The fact that Le Virtù was inspired by one immigrant and made financially viable by another, speaks volumes about Philadelphia. New American Economy's just-released Cities Index, a new tool measuring how effectively the largest 100 U.S. cities are integrating immigrants, truly affirms that we are the city of Brotherly Love. We ranked sixth nationwide. Specifically, we did well in the categories of "Government Leadership," which considers municipal support of immigrant-centered organizations and active outreach to their communities; "Economic Empowerment," which looks at such factors as immigrant-focused vocational training and entrepreneurship support programs; and "Job Opportunities," which accounts for employment rates and the share of high-prestige occupations, part-time workers, and entrepreneurs.
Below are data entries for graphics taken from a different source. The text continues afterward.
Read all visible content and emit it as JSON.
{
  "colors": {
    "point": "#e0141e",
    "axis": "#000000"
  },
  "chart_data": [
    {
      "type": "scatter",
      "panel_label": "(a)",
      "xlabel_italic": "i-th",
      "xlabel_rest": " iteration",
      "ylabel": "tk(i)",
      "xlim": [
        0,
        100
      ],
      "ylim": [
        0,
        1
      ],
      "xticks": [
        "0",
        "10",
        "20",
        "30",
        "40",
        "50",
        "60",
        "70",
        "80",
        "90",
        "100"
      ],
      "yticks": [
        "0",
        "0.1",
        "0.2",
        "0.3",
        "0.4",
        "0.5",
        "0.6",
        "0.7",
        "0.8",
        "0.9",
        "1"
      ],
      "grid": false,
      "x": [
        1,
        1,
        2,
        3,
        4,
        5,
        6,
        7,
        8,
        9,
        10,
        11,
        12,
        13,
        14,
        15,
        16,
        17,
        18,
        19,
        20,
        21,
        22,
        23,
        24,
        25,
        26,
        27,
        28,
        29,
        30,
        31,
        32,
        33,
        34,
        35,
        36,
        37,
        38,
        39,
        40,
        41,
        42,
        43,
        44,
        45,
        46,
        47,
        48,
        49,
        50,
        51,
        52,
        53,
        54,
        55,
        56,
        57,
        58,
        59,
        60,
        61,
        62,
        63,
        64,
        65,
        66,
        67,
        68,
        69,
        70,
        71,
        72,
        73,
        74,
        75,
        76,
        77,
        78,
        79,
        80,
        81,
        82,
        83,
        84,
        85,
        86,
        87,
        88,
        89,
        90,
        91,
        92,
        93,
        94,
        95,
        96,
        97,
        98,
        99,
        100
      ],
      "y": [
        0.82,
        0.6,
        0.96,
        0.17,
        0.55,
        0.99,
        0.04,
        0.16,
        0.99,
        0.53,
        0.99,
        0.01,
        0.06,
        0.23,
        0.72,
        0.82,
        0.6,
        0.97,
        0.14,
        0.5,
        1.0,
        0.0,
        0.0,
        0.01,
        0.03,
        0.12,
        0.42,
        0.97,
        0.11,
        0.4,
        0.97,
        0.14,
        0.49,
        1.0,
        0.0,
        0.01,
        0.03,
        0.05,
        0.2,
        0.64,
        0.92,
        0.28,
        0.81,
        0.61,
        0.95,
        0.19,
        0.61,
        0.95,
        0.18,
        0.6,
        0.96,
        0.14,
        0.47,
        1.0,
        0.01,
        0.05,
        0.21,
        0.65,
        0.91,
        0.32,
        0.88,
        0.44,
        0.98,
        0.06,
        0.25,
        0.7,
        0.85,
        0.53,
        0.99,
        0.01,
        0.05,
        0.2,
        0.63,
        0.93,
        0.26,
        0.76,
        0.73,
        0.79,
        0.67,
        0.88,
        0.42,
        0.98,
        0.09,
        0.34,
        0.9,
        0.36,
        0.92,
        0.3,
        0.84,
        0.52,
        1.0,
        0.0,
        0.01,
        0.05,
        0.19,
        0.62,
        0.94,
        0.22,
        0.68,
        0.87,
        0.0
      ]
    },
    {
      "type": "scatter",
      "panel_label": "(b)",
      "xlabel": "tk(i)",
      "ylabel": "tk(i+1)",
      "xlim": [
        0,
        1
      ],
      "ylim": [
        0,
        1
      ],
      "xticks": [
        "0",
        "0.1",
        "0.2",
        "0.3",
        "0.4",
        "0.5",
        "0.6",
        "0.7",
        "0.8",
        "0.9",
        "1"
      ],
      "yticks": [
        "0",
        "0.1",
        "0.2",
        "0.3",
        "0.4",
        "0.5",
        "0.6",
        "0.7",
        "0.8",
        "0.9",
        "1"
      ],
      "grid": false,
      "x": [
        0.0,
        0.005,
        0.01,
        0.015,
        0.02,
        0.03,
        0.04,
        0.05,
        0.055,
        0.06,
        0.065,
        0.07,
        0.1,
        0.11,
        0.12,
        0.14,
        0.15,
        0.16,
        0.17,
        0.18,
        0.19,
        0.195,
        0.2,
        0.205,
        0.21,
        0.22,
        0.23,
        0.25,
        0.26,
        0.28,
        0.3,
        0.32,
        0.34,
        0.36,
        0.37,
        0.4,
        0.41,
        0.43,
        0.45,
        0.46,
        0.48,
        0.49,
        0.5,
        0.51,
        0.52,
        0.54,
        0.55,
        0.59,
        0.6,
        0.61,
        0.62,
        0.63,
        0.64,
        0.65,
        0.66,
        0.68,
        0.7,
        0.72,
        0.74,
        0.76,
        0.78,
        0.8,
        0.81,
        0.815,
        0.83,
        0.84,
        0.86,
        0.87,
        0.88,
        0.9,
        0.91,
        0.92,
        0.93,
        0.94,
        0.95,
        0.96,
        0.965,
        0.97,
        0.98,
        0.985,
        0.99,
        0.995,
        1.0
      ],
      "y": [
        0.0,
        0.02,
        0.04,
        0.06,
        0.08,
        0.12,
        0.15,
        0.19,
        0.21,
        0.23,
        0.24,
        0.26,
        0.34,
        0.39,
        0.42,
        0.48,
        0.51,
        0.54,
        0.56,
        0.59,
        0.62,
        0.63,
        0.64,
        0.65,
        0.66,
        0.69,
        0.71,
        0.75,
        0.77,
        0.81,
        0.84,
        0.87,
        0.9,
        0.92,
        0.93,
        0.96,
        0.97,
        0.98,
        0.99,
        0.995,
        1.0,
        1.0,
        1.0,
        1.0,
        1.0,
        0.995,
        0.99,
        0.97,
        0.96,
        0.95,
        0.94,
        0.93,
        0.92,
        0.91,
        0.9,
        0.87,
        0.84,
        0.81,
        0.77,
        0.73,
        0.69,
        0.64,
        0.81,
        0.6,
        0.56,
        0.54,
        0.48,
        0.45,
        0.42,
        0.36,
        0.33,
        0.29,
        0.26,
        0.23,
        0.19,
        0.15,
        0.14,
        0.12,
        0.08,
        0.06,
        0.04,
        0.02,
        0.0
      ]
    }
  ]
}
Our success is due, at least in part, to our city's Office of Immigrant Affairs, which my South Philly immigrant neighbors consider a giant welcoming flag. The office provides crucial information and resources, large and small, like how to secure housing and where to pay a parking ticket. As important is the vocal support and policy actions of our municipal government.
In July, Mayor Jim Kenney announced that the city will no longer give U.S. Immigration and Customs Enforcement access to the real-time arrest database. Before, many immigrants — both documented and undocumented — were afraid to report crimes because they feared that any interaction with law enforcement could put them and their families at risk for deportation. By ending this agreement, immigrants will not only be less vulnerable to crime, but more likely to speak up and report criminal activity. This will make Philadelphia a safer place for everyone.
Additionally, when it comes to job opportunities, there are plenty to go around, and immigrants are seizing these opportunities. An analysis of the 2016 Census data by Pew Charitable Trusts found nearly one in five Philadelphians in the labor force are foreign-born, the majority working in service jobs in the health-care, education, hospitality, and retail sectors. Clearly, our immigrant population is not just important to local businesses, but a cornerstone of our city's economy. Le Virtù is a good example. Over the years, our employees have hailed from Mexico, Nicaragua, and Canada, in addition to Italy and the United States, and our offerings are better for it.
I would not have a bustling restaurant today were it not for the dedication and hard work of my immigrant cooks, back servers, and wait staff. And I'd like to return their generosity — I think we all should — by continuing to welcome new Americans with open arms. Who we are as a country is a product of their hard work, just as it is the hard work of our parents, grandparents, and great-grandparents — whomever from your family first came to this country. It would be a tragedy to forget that. I'm proud of Philly for not just remembering this, but for celebrating the immigrant roots that ground us all.